Students often mix up sets because they’re taught close together. Here’s a clean way to keep them apart without memorizing a wall of terms.

Whole Numbers Vs Integers

Whole numbers stop at 0 on the left. Integers keep going: …, −3, −2, −1, 0, 1, 2, 3, … . If a question uses a negative value, it’s already outside whole numbers.

Whole Numbers Vs Rational Numbers

Rational numbers include fractions and terminating or repeating decimals, like 3/4, 0.25, and 2.6̅. Whole numbers are just the nonnegative integers. So every whole number is rational, but not the other way around.
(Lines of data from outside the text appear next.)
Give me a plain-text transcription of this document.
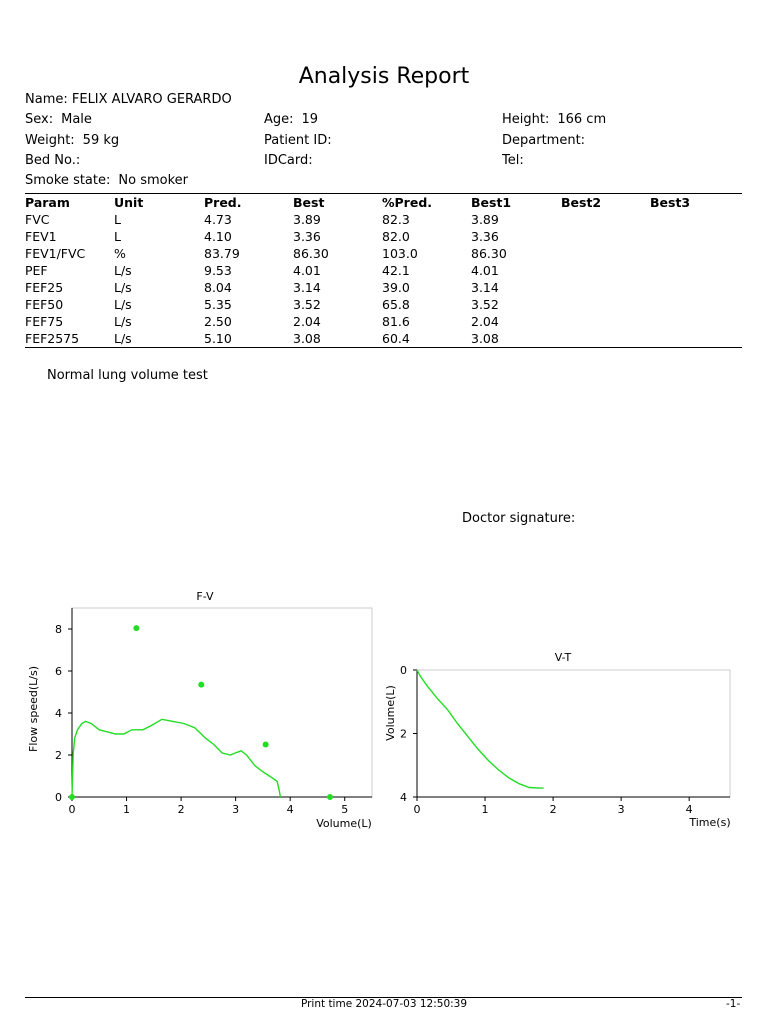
Analysis Report
Name: FELIX ALVARO GERARDO
Sex: Male	Age: 19	Height: 166 cm
Weight: 59 kg	Patient ID:	Department:
Bed No.:	IDCard:	Tel:
Smoke state: No smoker
Param	Unit	Pred.	Best	%Pred.	Best1	Best2	Best3
FVC	L	4.73	3.89	82.3	3.89		
FEV1	L	4.10	3.36	82.0	3.36		
FEV1/FVC	%	83.79	86.30	103.0	86.30		
PEF	L/s	9.53	4.01	42.1	4.01		
FEF25	L/s	8.04	3.14	39.0	3.14		
FEF50	L/s	5.35	3.52	65.8	3.52		
FEF75	L/s	2.50	2.04	81.6	2.04		
FEF2575	L/s	5.10	3.08	60.4	3.08		
Normal lung volume test
Doctor signature:
F-V
Flow speed(L/s)
Volume(L)
0	1	2	3	4	5
0
2
4
6
8
V-T
Volume(L)
Time(s)
0	1	2	3	4
0
2
4
Print time 2024-07-03 12:50:39	-1-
Natural Numbers Vs Whole Numbers

If your course starts naturals at 1, then naturals are whole numbers without 0. If your course starts naturals at 0, then naturals and whole numbers match.

Classification Practice With A Clear Rule

Use this table with the common school meanings: whole numbers start at 0, natural numbers start at 1. If your class uses a different start for naturals, adjust the “Natural?” column for 0.
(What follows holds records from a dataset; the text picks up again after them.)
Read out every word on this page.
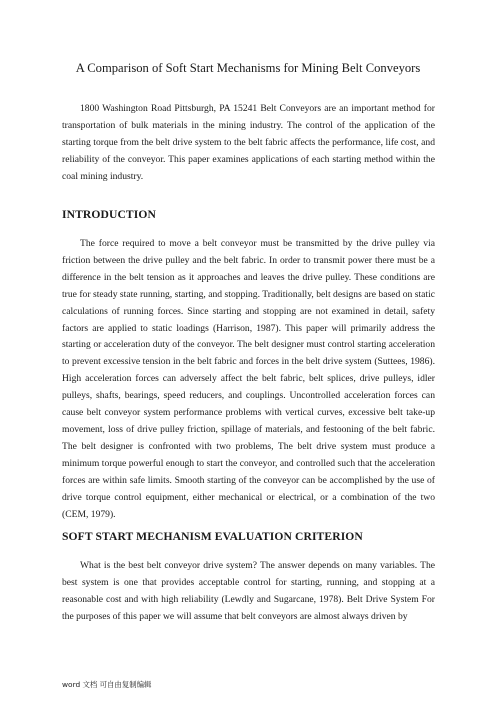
A Comparison of Soft Start Mechanisms for Mining Belt Conveyors

1800 Washington Road Pittsburgh, PA 15241 Belt Conveyors are an important method for transportation of bulk materials in the mining industry. The control of the application of the starting torque from the belt drive system to the belt fabric affects the performance, life cost, and reliability of the conveyor. This paper examines applications of each starting method within the coal mining industry.

INTRODUCTION

The force required to move a belt conveyor must be transmitted by the drive pulley via friction between the drive pulley and the belt fabric. In order to transmit power there must be a difference in the belt tension as it approaches and leaves the drive pulley. These conditions are true for steady state running, starting, and stopping. Traditionally, belt designs are based on static calculations of running forces. Since starting and stopping are not examined in detail, safety factors are applied to static loadings (Harrison, 1987). This paper will primarily address the starting or acceleration duty of the conveyor. The belt designer must control starting acceleration to prevent excessive tension in the belt fabric and forces in the belt drive system (Suttees, 1986). High acceleration forces can adversely affect the belt fabric, belt splices, drive pulleys, idler pulleys, shafts, bearings, speed reducers, and couplings. Uncontrolled acceleration forces can cause belt conveyor system performance problems with vertical curves, excessive belt take-up movement, loss of drive pulley friction, spillage of materials, and festooning of the belt fabric. The belt designer is confronted with two problems, The belt drive system must produce a minimum torque powerful enough to start the conveyor, and controlled such that the acceleration forces are within safe limits. Smooth starting of the conveyor can be accomplished by the use of drive torque control equipment, either mechanical or electrical, or a combination of the two (CEM, 1979).

SOFT START MECHANISM EVALUATION CRITERION

What is the best belt conveyor drive system? The answer depends on many variables. The best system is one that provides acceptable control for starting, running, and stopping at a reasonable cost and with high reliability (Lewdly and Sugarcane, 1978). Belt Drive System For the purposes of this paper we will assume that belt conveyors are almost always driven by

word 文档 可自由复制编辑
Number	Whole?	Natural? (Start At 1)
0	Yes	No
1	Yes	Yes
8	Yes	Yes
−2	No	No
3/5	No	No
12.0	Yes (same value as 12)	Yes
2.7	No	No

Answers Teachers Like To See

On assignments, teachers often want two parts: the number and the reason. A short reason keeps you safe if the worksheet uses a definition you didn’t expect.

Answer Template For The Common School Setup

• Answer: 0
• Reason: whole numbers include 0, while natural numbers start at 1 in this class.

Answer Template When Naturals Include 0

• Answer: none
• Reason: natural numbers and whole numbers are the same set here: 0, 1, 2, 3, … .

Small Checks That Prevent Lost Points

When a test mixes vocabulary from different chapters, tiny wording cues can save you.

Look For “Positive”

If a definition says “positive integers,” it excludes 0. That points to naturals starting at 1. If it says “nonnegative integers,” it includes 0. That points to whole numbers, or naturals that include 0.

Read The First Worked Solution

If a worked solution labels 0 as natural, follow that. If it labels 0 as whole but not natural, follow that. Matching the source beats guessing.

Write The Set In The Margin

On paper tests, jot “W: 0,1,2…” and “N: 1,2,3…” in the margin when that’s the class rule. It takes two seconds and keeps your answers consistent across the page.

If you want one outside source that states the natural-number split plainly, Britannica says natural numbers are the positive integers and sometimes zero: Britannica’s “Natural number” definition.